1) Oak Ridge National Laboratory (ORNL)
ORNL, originally known as Clinton Works after the nearby town of Clinton, played major roles in the Manhattan Project. It evolved into the DOE organization, addressing important national and global energy and environmental issues. Today, ORNL, working with the University of Tennessee (UT)-Battelle Memorial Institution, is opening the Spallation Neutron Source (SNS), the world's foremost facility for the study of materials. The venue covers 150 square miles (38,850 hectares) with a total staff of 3,800, including 1500 scientists and engineers. They are visited by 3000 guest researchers and 30,000 visitors each year.

2) K-25
Demolition is in progress. The hastily erected K-25 had been idle for so many years with little or no maintenance and had caved in roofs, unsafe floors and cracked columns. The entire K-25 is scheduled to be demolished by the end of 2011. DOE says it is one of the most complex decommissioning projects because of its size, the contamination from operations and structural problems. After the cleanup, the site will be the East Tennessee Technology Park, available for commercial enterprises set amid spacious green and wooded areas. Visitors at this time can take the Scenic Excursion Train (operated by Southern Appalachia Railway Museum) to the site.

3) X-10
Designated as a National Historic Landmark.

4) Y-12
Eligible for Landmark status and being studied under the Integrated Facility Disposition Program (IFDP).

My friend sent me a photograph of peace bell installed in 1996 in the central city park called A. K. Bissel Park that commemorated the 50th anniversary of the city Oak Ridge. I thought maybe it was a gift from its Japanese sister city Hitachi Naka, but it was not. I'm amazed to find out that it took more than 20 years of arguing to have the bell accepted and dedicated in the "Atomic City" as a symbol of peace.

In 1972, the Federal Court of Greenville, NC endowed U.S. Citizenship to a group of Asian immigrants. Among them were Indiana University graduates Ram Uppuluri and Shigeko Yoshino. They got married and lived in Knoxville where Ram worked as a mathematician.

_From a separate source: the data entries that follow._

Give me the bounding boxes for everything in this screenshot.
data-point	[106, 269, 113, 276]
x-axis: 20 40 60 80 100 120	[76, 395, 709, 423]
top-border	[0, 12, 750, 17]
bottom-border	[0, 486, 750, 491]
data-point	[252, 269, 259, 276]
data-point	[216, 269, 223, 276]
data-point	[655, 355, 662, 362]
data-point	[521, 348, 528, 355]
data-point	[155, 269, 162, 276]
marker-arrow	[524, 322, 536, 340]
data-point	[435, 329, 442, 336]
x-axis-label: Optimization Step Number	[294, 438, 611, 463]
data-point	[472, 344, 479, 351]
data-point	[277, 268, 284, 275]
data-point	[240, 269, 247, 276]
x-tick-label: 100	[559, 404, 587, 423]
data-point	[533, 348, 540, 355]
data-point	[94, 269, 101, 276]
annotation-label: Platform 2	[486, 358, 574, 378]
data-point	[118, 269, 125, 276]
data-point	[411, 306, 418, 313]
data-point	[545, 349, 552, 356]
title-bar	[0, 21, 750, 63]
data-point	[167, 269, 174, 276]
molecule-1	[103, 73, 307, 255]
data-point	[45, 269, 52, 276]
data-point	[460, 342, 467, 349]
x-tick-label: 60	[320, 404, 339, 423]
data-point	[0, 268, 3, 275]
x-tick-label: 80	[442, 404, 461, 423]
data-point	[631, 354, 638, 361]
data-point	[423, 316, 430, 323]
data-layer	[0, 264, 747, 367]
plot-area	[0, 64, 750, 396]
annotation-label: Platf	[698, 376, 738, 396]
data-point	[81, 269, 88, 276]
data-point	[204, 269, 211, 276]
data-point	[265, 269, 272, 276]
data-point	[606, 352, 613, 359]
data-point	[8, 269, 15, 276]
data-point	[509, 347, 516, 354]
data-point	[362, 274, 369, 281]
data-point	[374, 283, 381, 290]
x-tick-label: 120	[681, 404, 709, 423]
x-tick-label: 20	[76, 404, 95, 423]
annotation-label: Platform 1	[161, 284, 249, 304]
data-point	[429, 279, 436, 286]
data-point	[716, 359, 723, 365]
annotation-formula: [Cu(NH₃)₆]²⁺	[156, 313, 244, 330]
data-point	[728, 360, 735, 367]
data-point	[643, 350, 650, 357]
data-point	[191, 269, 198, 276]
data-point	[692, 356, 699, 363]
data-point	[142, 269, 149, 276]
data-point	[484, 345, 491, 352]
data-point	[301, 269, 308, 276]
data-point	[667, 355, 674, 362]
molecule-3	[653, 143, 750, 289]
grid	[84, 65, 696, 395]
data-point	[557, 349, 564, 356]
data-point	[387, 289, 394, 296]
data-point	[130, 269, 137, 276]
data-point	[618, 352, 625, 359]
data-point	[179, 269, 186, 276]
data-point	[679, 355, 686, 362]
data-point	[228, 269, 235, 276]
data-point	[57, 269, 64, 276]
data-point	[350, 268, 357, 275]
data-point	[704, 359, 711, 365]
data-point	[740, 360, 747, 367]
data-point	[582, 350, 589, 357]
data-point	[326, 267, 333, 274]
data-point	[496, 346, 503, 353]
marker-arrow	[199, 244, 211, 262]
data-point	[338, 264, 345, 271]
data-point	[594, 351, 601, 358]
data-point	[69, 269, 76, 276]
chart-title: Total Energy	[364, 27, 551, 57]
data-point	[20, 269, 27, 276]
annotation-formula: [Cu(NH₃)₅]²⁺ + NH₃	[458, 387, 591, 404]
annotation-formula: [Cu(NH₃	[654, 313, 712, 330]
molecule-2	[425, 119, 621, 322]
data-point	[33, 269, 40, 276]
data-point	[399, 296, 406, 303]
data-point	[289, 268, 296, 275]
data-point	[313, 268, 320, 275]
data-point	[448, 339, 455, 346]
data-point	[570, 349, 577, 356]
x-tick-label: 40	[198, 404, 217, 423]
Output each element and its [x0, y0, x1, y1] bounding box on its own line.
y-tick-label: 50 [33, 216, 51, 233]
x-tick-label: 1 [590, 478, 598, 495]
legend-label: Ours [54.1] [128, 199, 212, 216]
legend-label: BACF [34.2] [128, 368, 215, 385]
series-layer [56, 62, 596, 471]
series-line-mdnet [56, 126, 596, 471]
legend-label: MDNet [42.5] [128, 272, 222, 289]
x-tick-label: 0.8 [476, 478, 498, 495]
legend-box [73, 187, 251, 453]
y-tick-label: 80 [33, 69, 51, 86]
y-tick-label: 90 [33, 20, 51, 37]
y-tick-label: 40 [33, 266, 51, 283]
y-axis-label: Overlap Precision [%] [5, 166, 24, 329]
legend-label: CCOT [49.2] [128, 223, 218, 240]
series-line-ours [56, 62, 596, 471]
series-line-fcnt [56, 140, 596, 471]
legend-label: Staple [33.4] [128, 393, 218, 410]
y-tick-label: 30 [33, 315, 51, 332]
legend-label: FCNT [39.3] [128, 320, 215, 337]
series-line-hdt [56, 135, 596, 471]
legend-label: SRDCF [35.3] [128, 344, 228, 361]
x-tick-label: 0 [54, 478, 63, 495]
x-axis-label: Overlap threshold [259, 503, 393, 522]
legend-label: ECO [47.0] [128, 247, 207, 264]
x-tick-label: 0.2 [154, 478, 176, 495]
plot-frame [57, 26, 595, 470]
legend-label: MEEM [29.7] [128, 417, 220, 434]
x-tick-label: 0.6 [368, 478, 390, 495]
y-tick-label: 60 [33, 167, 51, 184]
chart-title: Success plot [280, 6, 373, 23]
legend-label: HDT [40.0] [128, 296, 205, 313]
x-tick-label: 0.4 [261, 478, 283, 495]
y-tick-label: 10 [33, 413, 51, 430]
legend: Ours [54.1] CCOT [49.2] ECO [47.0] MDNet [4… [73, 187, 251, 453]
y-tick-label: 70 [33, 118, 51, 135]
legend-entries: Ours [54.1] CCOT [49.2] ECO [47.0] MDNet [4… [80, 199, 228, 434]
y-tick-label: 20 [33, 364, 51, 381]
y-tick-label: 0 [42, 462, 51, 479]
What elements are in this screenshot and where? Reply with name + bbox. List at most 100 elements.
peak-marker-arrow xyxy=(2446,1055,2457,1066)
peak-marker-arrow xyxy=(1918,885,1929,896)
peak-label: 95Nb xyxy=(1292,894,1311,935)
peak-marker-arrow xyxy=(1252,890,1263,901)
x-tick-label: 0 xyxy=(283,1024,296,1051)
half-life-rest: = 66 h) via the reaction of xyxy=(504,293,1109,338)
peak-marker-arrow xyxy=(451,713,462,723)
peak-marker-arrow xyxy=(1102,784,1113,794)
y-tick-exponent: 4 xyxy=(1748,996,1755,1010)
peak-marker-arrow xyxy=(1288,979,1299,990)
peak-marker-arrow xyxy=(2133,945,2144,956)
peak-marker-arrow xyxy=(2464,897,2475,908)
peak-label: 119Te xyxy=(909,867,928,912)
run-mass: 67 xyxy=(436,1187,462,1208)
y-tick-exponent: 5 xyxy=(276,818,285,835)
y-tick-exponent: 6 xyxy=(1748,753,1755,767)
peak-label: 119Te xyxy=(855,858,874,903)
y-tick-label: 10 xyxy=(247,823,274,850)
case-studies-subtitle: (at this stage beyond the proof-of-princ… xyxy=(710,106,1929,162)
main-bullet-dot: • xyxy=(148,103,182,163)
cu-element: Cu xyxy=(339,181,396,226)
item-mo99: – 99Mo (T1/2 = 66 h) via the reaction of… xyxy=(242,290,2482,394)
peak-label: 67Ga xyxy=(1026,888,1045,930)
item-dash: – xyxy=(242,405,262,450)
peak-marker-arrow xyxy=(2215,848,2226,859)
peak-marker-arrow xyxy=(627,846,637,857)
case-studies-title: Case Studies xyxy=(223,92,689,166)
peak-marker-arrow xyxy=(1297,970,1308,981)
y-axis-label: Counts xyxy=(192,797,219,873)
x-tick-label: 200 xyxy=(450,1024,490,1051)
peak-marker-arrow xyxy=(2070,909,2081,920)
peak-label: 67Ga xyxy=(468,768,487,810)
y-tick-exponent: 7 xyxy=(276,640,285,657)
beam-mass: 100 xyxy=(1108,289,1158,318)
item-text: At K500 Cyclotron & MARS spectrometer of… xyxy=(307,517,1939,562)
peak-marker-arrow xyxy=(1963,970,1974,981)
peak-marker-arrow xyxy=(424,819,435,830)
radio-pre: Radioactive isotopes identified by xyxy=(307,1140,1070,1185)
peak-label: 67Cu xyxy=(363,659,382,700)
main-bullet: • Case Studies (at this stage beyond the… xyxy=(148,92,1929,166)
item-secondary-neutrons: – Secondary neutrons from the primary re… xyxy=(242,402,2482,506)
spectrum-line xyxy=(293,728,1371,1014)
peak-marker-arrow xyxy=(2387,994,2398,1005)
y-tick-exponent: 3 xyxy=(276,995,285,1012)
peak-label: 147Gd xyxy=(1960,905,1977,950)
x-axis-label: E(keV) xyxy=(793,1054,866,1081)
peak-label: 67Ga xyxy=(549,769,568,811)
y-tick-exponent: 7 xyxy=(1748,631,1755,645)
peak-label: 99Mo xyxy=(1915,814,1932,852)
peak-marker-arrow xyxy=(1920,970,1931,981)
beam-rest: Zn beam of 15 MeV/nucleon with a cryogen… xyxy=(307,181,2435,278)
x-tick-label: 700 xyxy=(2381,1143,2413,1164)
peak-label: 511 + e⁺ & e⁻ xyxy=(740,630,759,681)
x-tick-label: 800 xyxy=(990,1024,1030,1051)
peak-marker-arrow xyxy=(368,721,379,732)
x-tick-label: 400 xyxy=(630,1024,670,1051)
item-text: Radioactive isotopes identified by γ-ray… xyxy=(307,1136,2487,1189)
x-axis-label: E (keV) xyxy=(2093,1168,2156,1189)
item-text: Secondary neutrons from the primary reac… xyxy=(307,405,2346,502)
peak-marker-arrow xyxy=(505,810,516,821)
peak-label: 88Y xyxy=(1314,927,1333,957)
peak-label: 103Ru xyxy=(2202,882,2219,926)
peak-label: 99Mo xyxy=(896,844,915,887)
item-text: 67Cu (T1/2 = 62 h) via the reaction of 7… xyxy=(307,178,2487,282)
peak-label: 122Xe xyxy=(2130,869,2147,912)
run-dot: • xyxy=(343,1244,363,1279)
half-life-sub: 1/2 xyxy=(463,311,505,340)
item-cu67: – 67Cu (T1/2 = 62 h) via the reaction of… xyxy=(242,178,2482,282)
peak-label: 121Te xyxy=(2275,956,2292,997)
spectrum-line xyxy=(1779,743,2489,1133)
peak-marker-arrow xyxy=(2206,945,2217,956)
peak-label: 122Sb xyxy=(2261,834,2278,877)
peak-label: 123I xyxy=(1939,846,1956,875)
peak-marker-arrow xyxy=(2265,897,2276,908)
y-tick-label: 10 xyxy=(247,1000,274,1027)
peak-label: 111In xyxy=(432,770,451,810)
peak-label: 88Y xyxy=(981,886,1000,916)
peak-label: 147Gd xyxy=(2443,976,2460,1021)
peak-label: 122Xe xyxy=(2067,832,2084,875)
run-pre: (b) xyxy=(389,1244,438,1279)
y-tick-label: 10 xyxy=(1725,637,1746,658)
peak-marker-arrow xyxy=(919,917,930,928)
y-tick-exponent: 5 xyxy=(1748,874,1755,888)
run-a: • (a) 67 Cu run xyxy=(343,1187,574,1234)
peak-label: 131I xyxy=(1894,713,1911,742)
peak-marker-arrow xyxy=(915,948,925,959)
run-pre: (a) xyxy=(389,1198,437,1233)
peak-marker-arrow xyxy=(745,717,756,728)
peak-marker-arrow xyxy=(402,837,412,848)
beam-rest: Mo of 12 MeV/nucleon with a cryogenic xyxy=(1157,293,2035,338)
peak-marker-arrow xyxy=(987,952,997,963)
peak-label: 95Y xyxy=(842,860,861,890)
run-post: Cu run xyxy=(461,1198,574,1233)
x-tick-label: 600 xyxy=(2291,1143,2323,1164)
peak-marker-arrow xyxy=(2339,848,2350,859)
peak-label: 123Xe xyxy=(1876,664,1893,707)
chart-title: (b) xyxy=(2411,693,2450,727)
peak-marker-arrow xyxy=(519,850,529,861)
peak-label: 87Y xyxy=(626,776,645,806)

After the war and as the news of Hiroshima/Nagasaki tragedies came, Oak Ridge community was impatient to show its peace initiative. It reviewed a proposal by Sigeko Uppuluri, which introduced the bell concept. Some agreed but most opposed, reasoning the bell to be too much of a religious symbol. After some passage of time, however, the bell idea gained support and a funds were raised. The Uppuluris visited Japan with a bell design by artist Suzzane Harris. It was 1993 when the bell was cast in Kyoto by bell maker Sotetsu Iwazawa.

The bell cost approximately $100,000, even with the maker's concession. The sister city Hitachi-Naka and the Atomic Energy Society of Japan respectively contributed $14,000 and $23,000. The bell was transported by Honda Motors. Another objection arose on the erection of the bell pavilion in the public park and it took another three years until it was finally in place. The bell pavilion adopted the vernacular cantilevered barn structure found around the eastern Tennessee region. It was designed by Jon Coddington, a U-T professor. The city motto campaigned for the Peace Bell was "Born of War, Living the Peace, Growing through Science."

What's inscribed on the striker of the Friendship Bell per my friend is:

"In honor of the long and excellent working relations and friendship which developed in the collaboration in the first reactor fuel cycle between Oak Ridge National Laboratory and Power Reactor and Nuclear Fuel Corporation (scratched, cannot read) during the period 1981-1994."
- Anonymous

Oak Ridge is ranked No. l Best City to live in the medium sized city category. It is a haven now for retirees. Many elderly volunteers are working for such organizations as American Museum of Science & Energy" (AMSE), etc.